Commonly Combined Surgery: Lateral Chest and Axillary Liposuction (Chest & Axillary Liposuction)
Some transgender men, because of long-term binding, may easily develop fat accumulation at the lateral chest and underarm area, obvious accessory breast tissue, or displacement of skin tissue, making the outer contour of the chest thicker and affecting the masculinized lines after top surgery.
Therefore, top surgery is often combined with lateral chest and axillary liposuction (Lateral Chest & Axillary Liposuction). By adjusting the lateral chest and underarm contours, it improves the outward-spreading appearance and residual fat accumulation, making the transition of the chest shape more natural.
In addition, part of the extracted fat can be purified and then grafted back to the upper-chest area, used to increase the sense of contour at the upper edge of the pectoralis major muscle, making the chest-wall lines closer to the appearance of cisgender male pectoral muscles and improving the overall three-dimensionality and masculinized proportion.

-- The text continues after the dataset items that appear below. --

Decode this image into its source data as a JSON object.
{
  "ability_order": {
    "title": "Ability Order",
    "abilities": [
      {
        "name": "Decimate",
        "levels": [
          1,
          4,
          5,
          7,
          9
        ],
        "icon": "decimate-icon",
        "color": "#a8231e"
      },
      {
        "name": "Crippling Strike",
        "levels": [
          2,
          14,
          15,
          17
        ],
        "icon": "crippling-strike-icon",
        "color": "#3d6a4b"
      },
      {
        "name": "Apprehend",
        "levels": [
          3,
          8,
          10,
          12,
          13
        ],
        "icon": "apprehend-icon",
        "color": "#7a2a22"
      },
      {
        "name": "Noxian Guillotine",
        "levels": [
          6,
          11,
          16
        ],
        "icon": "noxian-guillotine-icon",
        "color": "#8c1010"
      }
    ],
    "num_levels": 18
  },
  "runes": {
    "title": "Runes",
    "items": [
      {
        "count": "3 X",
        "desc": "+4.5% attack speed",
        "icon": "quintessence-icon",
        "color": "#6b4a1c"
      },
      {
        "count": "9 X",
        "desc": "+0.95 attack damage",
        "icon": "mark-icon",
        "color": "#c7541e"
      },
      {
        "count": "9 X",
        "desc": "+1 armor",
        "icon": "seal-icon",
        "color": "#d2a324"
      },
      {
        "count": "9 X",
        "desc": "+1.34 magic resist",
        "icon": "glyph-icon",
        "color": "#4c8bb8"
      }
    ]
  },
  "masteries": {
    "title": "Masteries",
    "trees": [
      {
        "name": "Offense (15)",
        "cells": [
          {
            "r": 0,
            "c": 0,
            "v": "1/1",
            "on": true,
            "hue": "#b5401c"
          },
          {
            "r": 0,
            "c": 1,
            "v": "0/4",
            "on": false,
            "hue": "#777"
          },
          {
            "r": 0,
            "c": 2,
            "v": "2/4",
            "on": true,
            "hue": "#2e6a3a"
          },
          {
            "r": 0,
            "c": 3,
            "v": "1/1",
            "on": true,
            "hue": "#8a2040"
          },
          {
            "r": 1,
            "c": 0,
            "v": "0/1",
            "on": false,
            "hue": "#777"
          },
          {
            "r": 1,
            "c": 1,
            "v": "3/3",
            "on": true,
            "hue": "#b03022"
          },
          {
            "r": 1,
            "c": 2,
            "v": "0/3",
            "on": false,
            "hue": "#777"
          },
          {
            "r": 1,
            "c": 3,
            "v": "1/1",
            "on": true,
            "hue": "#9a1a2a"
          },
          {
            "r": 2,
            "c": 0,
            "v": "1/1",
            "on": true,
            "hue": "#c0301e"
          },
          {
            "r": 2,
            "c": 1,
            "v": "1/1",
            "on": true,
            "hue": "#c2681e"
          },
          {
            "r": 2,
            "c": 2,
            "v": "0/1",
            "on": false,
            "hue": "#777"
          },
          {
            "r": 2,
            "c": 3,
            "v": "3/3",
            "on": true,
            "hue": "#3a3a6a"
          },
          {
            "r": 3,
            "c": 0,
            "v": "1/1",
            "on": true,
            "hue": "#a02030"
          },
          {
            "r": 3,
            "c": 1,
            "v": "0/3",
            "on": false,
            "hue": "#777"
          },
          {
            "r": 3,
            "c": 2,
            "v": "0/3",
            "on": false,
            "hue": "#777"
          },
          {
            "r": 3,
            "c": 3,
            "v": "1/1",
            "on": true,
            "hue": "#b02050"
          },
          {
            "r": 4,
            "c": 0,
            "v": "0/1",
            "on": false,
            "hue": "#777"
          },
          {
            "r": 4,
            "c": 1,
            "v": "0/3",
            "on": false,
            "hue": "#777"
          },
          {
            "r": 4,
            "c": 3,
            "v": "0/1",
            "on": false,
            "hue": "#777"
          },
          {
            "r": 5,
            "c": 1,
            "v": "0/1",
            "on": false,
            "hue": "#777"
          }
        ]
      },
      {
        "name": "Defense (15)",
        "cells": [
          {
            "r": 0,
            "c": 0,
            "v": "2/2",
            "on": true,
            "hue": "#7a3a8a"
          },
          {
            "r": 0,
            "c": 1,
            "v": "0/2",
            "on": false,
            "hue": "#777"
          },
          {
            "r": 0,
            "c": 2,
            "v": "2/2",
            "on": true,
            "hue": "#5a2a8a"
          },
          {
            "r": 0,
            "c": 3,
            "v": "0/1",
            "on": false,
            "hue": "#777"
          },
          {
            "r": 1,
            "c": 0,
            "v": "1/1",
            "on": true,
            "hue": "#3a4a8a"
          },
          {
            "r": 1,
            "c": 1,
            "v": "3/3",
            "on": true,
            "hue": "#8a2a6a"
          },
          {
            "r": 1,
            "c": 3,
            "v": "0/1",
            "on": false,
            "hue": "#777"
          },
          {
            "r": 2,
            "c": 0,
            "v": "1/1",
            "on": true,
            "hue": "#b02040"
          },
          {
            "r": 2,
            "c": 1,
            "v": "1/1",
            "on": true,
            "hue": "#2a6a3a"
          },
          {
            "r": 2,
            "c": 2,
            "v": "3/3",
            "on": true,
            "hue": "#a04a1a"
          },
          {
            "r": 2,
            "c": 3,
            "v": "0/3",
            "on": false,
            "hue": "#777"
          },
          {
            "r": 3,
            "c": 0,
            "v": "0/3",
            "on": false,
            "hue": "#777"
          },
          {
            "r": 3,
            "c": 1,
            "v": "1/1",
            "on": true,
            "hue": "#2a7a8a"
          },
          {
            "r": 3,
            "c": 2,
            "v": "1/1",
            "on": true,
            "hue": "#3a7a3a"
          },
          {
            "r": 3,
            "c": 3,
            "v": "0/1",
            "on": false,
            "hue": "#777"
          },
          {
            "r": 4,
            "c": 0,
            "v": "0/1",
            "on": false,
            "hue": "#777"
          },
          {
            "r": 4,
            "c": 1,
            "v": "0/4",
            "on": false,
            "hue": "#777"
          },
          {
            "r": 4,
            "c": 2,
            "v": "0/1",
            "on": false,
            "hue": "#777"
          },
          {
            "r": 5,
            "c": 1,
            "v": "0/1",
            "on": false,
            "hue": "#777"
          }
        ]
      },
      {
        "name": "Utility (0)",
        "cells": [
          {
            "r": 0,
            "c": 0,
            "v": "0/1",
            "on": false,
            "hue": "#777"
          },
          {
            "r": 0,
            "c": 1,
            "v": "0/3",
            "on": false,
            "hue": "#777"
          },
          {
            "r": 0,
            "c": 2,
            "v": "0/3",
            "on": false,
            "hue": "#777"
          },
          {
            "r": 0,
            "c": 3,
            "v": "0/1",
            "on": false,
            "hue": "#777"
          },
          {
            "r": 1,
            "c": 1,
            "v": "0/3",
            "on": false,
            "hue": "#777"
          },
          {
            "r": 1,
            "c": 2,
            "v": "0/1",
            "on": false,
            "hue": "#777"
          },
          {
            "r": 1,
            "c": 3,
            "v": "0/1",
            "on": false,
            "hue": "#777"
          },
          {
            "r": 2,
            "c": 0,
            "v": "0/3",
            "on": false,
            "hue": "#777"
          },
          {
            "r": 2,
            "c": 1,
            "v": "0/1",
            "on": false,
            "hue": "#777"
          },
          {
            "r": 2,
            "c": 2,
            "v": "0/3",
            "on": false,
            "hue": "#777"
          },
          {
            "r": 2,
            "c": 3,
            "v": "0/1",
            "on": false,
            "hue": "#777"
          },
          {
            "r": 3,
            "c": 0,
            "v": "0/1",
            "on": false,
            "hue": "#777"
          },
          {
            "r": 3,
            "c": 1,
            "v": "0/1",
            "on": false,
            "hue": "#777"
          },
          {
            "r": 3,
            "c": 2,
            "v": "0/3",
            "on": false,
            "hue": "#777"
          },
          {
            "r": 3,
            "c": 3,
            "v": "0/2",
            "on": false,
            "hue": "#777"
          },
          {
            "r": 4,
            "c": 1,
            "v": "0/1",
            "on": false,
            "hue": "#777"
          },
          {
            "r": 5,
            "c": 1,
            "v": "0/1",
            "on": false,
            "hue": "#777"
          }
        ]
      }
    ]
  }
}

Through the integrated design of glandular breast tissue removal, chest-shape reconstruction, liposuction, and fat sculpting, the postoperative chest is not only "made flat," but rather a more natural and coordinated chest shape with a masculinized muscular contour is established.
Combined Areola / Nipple Reduction Surgery (Nipple-Areolar Reduction)
Some transgender men, because their original areola is larger or the nipple is more protruding, may still retain more feminine chest characteristics after top surgery.
Therefore, top surgery can often be combined with areola and nipple reduction surgery, to readjust the size, proportion, and shape of the nipple-areola, making it more consistent with the appearance of a cisgender male chest.
Areola size, nipple protrusion, and position will be custom-designed according to chest width, the contour of the pectoralis major muscle, and overall body proportion, in order to achieve a more natural masculinized chest shape.
Areola and nipple reduction can be performed at the same time as top surgery, or, according to the nipple blood-circulation condition, skin tension, and postoperative recovery condition, a staged adjustment method may be adopted, in order to take wound healing, nipple survival rate, and overall appearance stability into account.
Postoperative Care
- Postoperatively, a chest compression garment needs to be worn to reduce swelling and assist chest-shape adherence.
- In the early postoperative period, there may be swelling, tightness, and localized numbness.
- Avoid large-range stretching of the upper limbs, weight training, and strenuous exercise for several weeks.
- Perform drain care and wound cleaning according to the physician's instructions.
- Avoid smoking and nicotine use, in order to reduce the risk of poor wound healing.
- Scar maturation usually requires several months to one year to gradually stabilize.
- Chest shape and the degree of skin adherence will gradually become more natural over time.
Possible Complications
Any surgery has certain risks. Possible complications of top surgery include:
- Hematoma
- Infection
- Poor wound healing
- Poor blood flow of the skin or nipple
- Left-right asymmetry
- Scar hypertrophy
- Asymmetry of nipple position
- Change in nipple sensation or partial sensory loss
- Residual breast tissue
- Unevenness of the chest
- Dog ear deformity (bilateral protrusions)
- Seroma
- Poor skin adherence
The physician will conduct a complete evaluation and surgical-method planning according to chest size, skin condition, and personal needs, in order to take masculinized chest shape, scar position, and long-term stability into account.